An infinite loop may occur when scanning some malformed ZIP files.
I introduced this issue in 96c00b6d80
with this line:
```c
// decrement coff by 1 to account for the increment at the end of the loop
coff -= 1;
```
The problem is that the function may return 0, which should
indicate that there are no more files. The result was that
`coff` would stay the same and the loop would repeat.
This issue is in 1.5 development and affects the 1.5.0 beta but
does not affect any production versions.
Fixes: https://github.com/Cisco-Talos/clamav/issues/1534
Special thanks to Sophie0x2E for an initial fix, proposed in
https://github.com/Cisco-Talos/clamav/pull/1539
In review, I was uncomfortable with other existing code and
decided to to a more significant overhaul of the error handling
in the ZIP module.
In addition to cleanup, this commit has some functional changes:
- When parsing a central directory file header inside of
`parse_central_directory_file_header()`, it will now fail out if the
"extra length" or "comment length" fields would exceced the length of
the archive. That doesn't mean the associated local file header won't
be parsed later, but it won't use the central directory file header
to find it. Instead, the ZIP module will have to find the local file
header by searching for extra records not listed in the central directory.

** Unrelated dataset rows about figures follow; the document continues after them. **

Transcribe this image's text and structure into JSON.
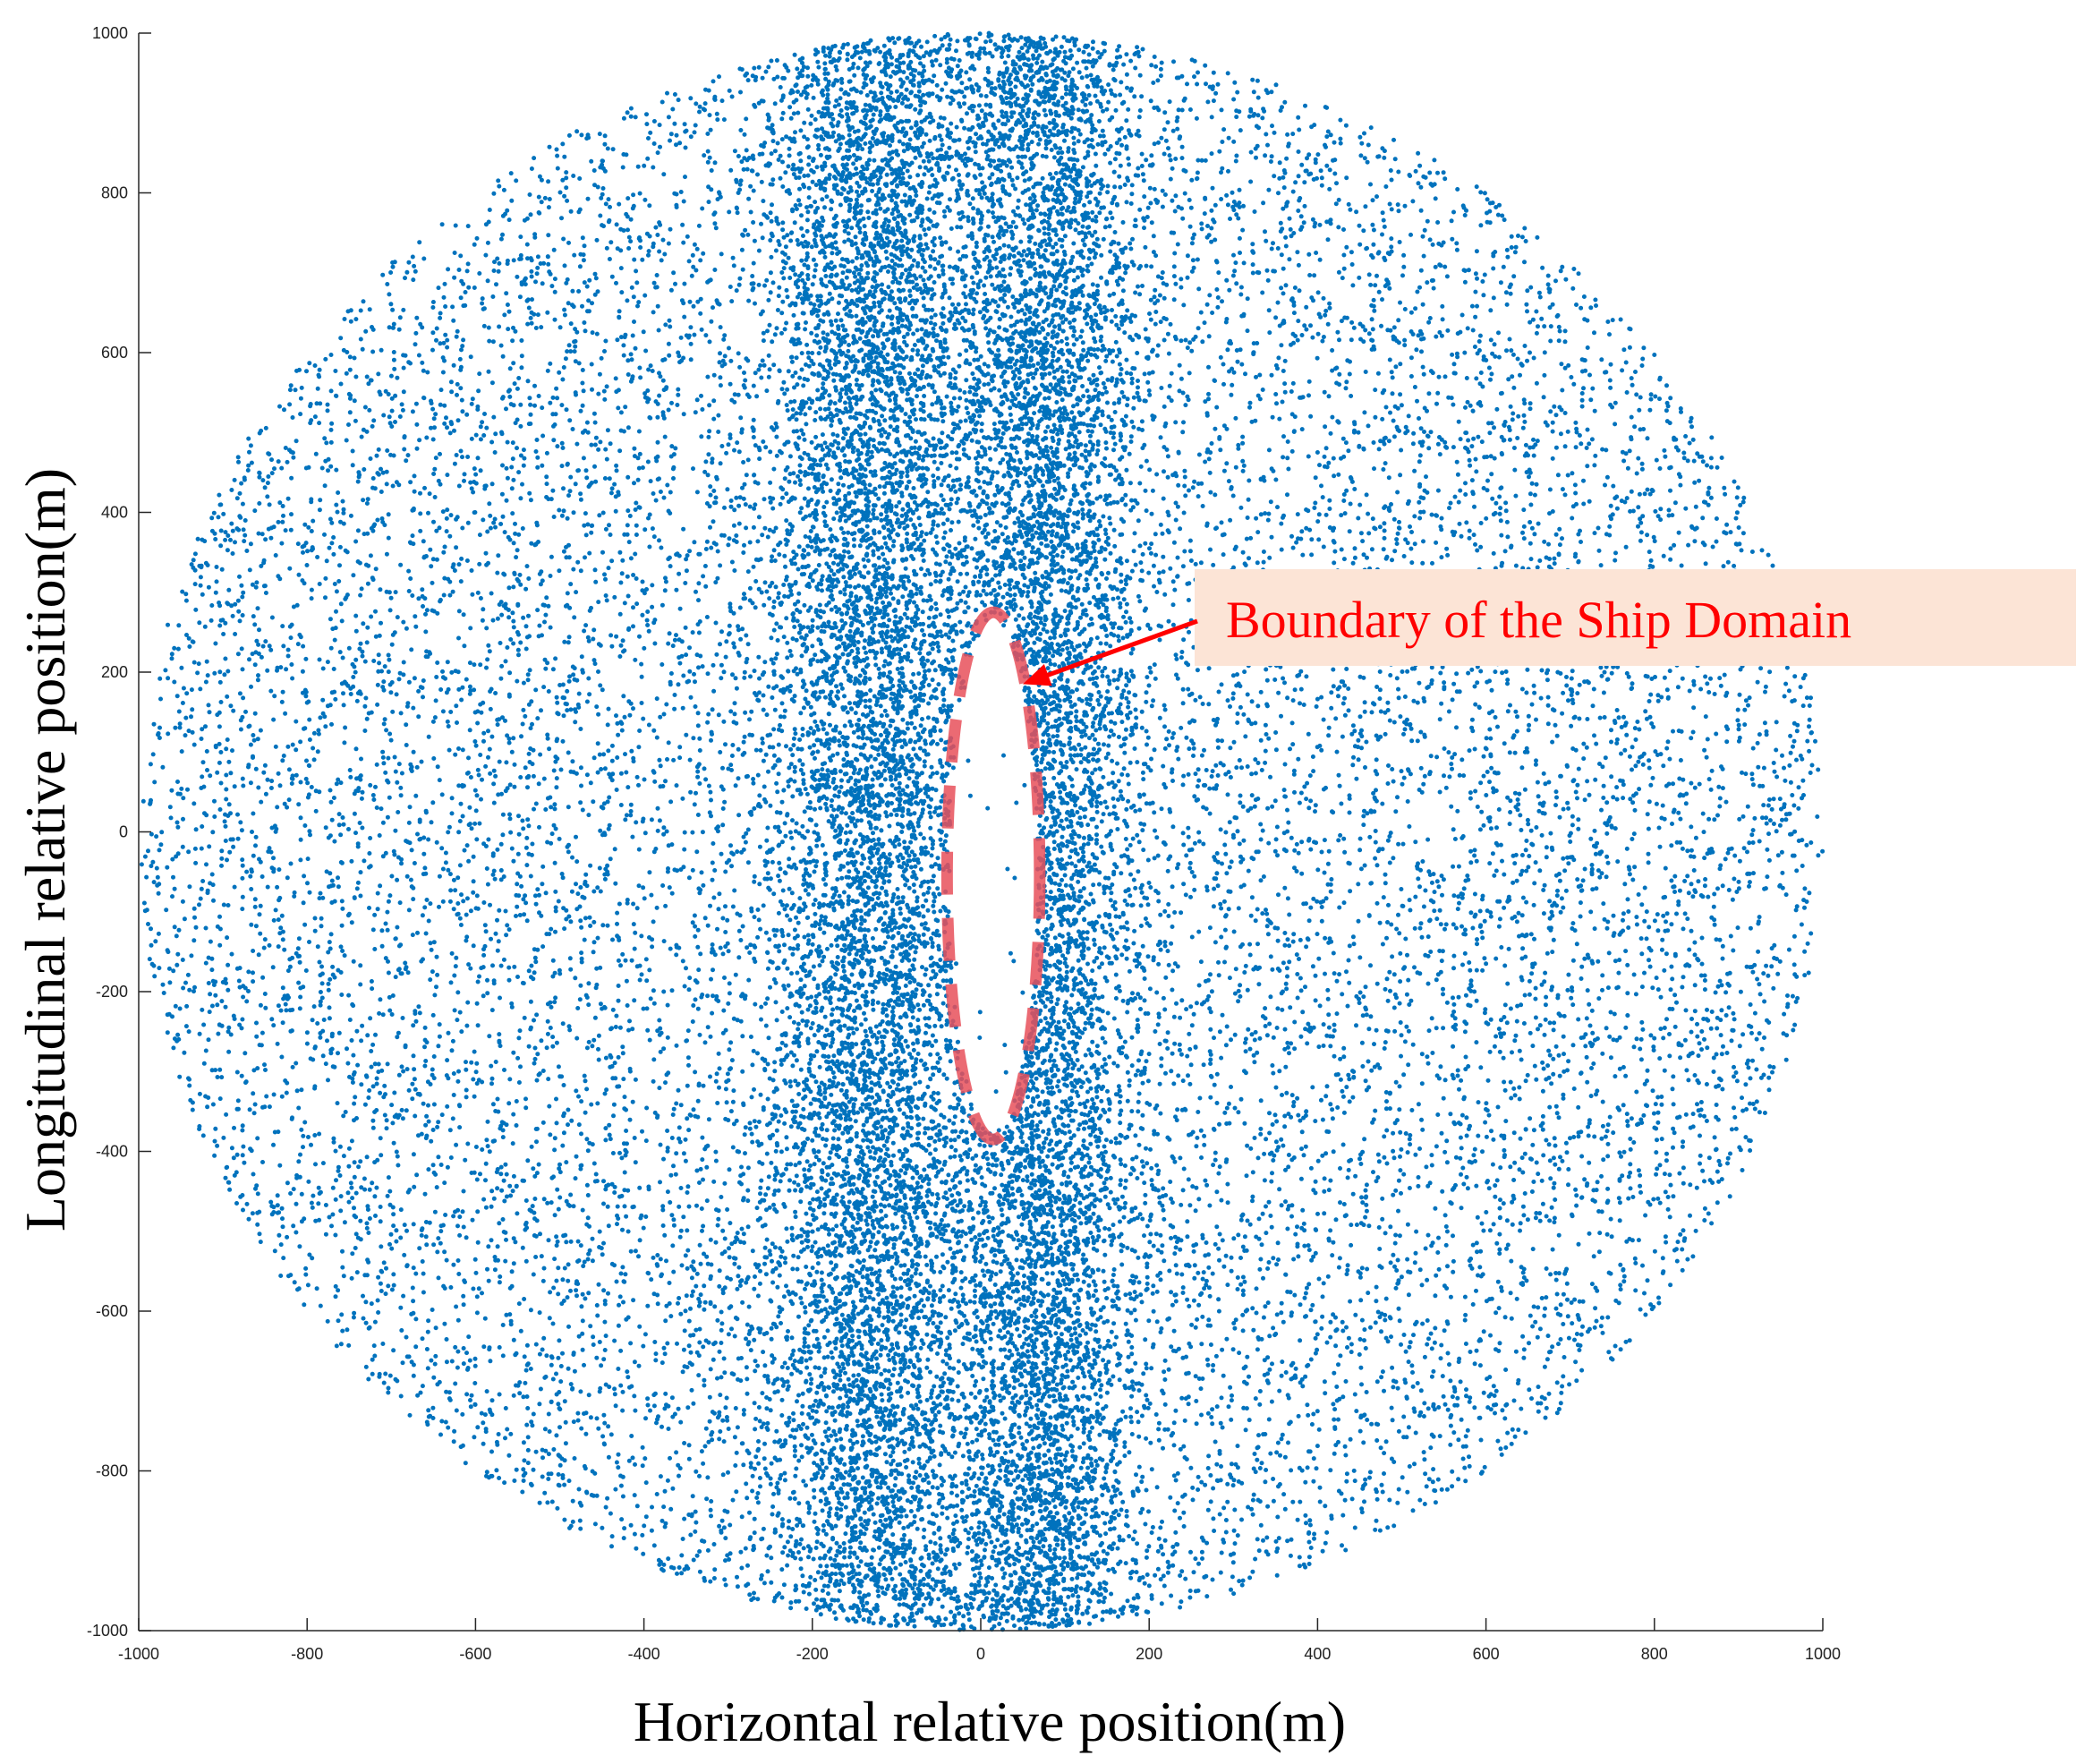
{
  "chart_data": {
    "type": "scatter",
    "title": "",
    "xlabel": "Horizontal relative position(m)",
    "ylabel": "Longitudinal relative position(m)",
    "xlim": [
      -1000,
      1000
    ],
    "ylim": [
      -1000,
      1000
    ],
    "xticks": [
      -1000,
      -800,
      -600,
      -400,
      -200,
      0,
      200,
      400,
      600,
      800,
      1000
    ],
    "yticks": [
      -1000,
      -800,
      -600,
      -400,
      -200,
      0,
      200,
      400,
      600,
      800,
      1000
    ],
    "grid": false,
    "legend": false,
    "series": [
      {
        "marker_color": "#0072BD",
        "description_points": "dense cloud of relative positions within a radius of ~1000 m, densest in a vertical band between x≈-250 and x≈200, with an empty region around the own ship near the origin",
        "cloud_radius": 1000,
        "dense_band": [
          -250,
          200
        ],
        "approx_point_count": 30000
      }
    ],
    "domain_boundary": {
      "shape": "ellipse",
      "center": [
        15,
        -55
      ],
      "semi_axis_x": 55,
      "semi_axis_y": 330,
      "color": "#E8505B",
      "style": "dashed"
    },
    "annotation": {
      "text": "Boundary of the Ship Domain",
      "color": "#FF0000",
      "box_color": "#FCE4D6",
      "arrow_color": "#FF0000",
      "arrow_target": [
        50,
        185
      ]
    }
  }
}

This change was mostly to tidy up complex error handling.
- Add two FTM new signatures to identify split ZIP archives.
This signature identifies the first segment (first file) in a split or
spanned ZIP archive. It may also be found on a single-segment "split"
archive, depending on the ZIP archiver.
```
0:0:504b0708504b0304:ZIP (First segment split/spanned):CL_TYPE_ANY:CL_TYPE_ZIP
```
Practically speaking, this new signature makes it so ClamAV identifies
the file as a ZIP right away without having to rely on SFX_ZIP detection.
Extraction is then handled by the ZIP `cli_unzip` function rather than
extracting each with `cli_unzip_single` which handles SFX_ZIP entries.
Note: ClamAV isn't capable of finding additional files on disk to support
handling the additional segments. So it doesn't make any difference with
handling those other files.
This signature is for single-segment split/spanned archives, depending
on the ZIP archiver.
```
0:0:504b0303504b0304:ZIP (Single-segment split/spanned):CL_TYPE_ANY:CL_TYPE_ZIP
```
Like the first one, this also means we won't rely on SFX_ZIP detection
and will treat this files as regular ZIPs.
- Added a test file to verify that ClamAV can extract a single-file
"split" ZIP.
- Added a clamscan test with test files to verify that scanning a split
archive across two segments correctly extracts the properly formed zip
file entries. Sadly, we can't join the segments to extract everything.